Андрей Кобяков
ФИНАНСЫ КАК ВОРОВСТВО. Часть 3
Борьба с финансовым пиратством как предпосылка возрождения деловой культуры
Продолжение. См. также:
Часть 1 (http://rpmonitor.ru/ru/detail_m.php?ID=10380); Часть 2 (http://rpmonitor.ru/ru/detail_m.php?ID=10398).
ВЕСТЕРНИЗАЦИЯ СТАРОГО СВЕТА
Бесспорно, что мировым эпицентром дерегулирования и насаждения все
более аморальных и хищнических норм в сфере бизнеса выступают США.
Правда, деловая этика в этом государстве в силу исторических
особенностей формирования страны всегда имела много общего с этическими
стандартами героев вестерна. Но в последние годы американская деловая
идеология стала предметом экспорта. В том числе в страны Старого Света,
для которого до сих пор подобная идеология была чужда.
Даже если часть этих принципов и применялась в некоторых европейских
странах, их всегда ограничивал встроенный в систему сложный комплекс
моральных сдержек и нравственных противовесов. Именно стремлением
противостоять разрушительным антиобщественным тенденциям, заложенным в
культе безграничной свободы, вызвана своеобразная система социальных
институтов Европы. Часть этой системы – и европейская деловая этика, и
корпоративная культура, и концепция социального партнерства. И все это
находится сейчас под угрозой разрушения.
Много шума десять лет назад вызвала в Германии история одного враждебного корпоративного поглощения: компания Krupp вознамерилась скупить своего более крупного конкурента корпорацию Thyssen.
Особую пикантность истории придавало то скандальное обстоятельство, что
профинансировать «пиратский набег» вызвался банковский пул, в состав
которого входили крупнейшие немецкие банки Deutsche Bank и Dresdner Bank. Дело в том, что оба банка были акционерами Thyssen
и имели своих представителей в совете директоров компании. Позиция
банков оказалась, мягко говоря, сомнительной. Ведь входя в правление Thyssen, банки должны были отстаивать его интересы, а не интересы конкурента.
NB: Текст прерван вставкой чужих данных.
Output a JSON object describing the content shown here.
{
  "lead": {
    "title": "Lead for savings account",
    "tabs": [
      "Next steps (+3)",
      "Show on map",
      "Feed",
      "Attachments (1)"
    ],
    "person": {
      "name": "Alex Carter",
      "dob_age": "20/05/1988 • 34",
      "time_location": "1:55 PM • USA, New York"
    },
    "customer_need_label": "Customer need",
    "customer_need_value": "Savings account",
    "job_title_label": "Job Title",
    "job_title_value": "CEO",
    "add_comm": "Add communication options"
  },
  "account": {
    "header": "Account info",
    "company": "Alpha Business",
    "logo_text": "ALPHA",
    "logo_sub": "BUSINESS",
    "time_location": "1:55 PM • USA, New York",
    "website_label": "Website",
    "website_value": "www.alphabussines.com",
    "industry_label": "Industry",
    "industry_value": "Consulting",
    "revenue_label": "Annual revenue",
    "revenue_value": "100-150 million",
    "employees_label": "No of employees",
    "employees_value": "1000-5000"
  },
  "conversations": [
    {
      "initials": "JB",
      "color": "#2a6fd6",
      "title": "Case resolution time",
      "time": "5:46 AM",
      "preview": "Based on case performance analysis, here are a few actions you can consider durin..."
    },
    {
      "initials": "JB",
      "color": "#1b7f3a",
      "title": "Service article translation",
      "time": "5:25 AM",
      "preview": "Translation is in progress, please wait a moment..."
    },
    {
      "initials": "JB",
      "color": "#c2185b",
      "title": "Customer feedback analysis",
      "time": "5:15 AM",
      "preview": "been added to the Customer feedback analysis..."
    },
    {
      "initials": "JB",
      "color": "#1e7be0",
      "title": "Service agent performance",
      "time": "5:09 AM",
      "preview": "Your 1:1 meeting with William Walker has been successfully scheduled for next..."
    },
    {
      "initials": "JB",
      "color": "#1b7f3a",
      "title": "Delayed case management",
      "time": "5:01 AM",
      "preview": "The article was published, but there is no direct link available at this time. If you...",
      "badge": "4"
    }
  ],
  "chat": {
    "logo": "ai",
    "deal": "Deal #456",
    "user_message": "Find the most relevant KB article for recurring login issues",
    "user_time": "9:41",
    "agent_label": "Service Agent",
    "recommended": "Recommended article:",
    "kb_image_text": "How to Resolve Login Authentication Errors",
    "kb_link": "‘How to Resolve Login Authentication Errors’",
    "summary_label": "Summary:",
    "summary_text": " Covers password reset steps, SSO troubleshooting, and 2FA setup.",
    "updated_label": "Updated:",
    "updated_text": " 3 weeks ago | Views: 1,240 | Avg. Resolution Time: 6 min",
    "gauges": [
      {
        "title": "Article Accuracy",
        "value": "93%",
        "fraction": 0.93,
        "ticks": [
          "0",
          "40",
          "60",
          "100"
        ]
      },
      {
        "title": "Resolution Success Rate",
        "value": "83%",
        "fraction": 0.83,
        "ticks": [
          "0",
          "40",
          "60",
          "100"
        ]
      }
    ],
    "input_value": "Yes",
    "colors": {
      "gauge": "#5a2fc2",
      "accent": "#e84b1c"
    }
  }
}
Руководство Thyssen тогда обвинило Krupp в применении
методов «дикого Запада». Это обвинение поддержали многие политики и
представители делового сообщества Германии, где случаи враждебного
поглощения чрезвычайно редки. С протестами выступили рабочие обеих
компаний.
Скандал оказался настолько громким, что посредником между концернами
пришлось выступить имевшему высокий моральный авторитет в германском
обществе главе земли Северный Рейн-Вестфалия Иоханнесу Рау, и только
после его вмешательства стороны согласились сесть за стол переговоров.
Корпоративное рейдерство стало активно развиваться и во Франции. Центральной фигурой здесь стал Франсуа Пино.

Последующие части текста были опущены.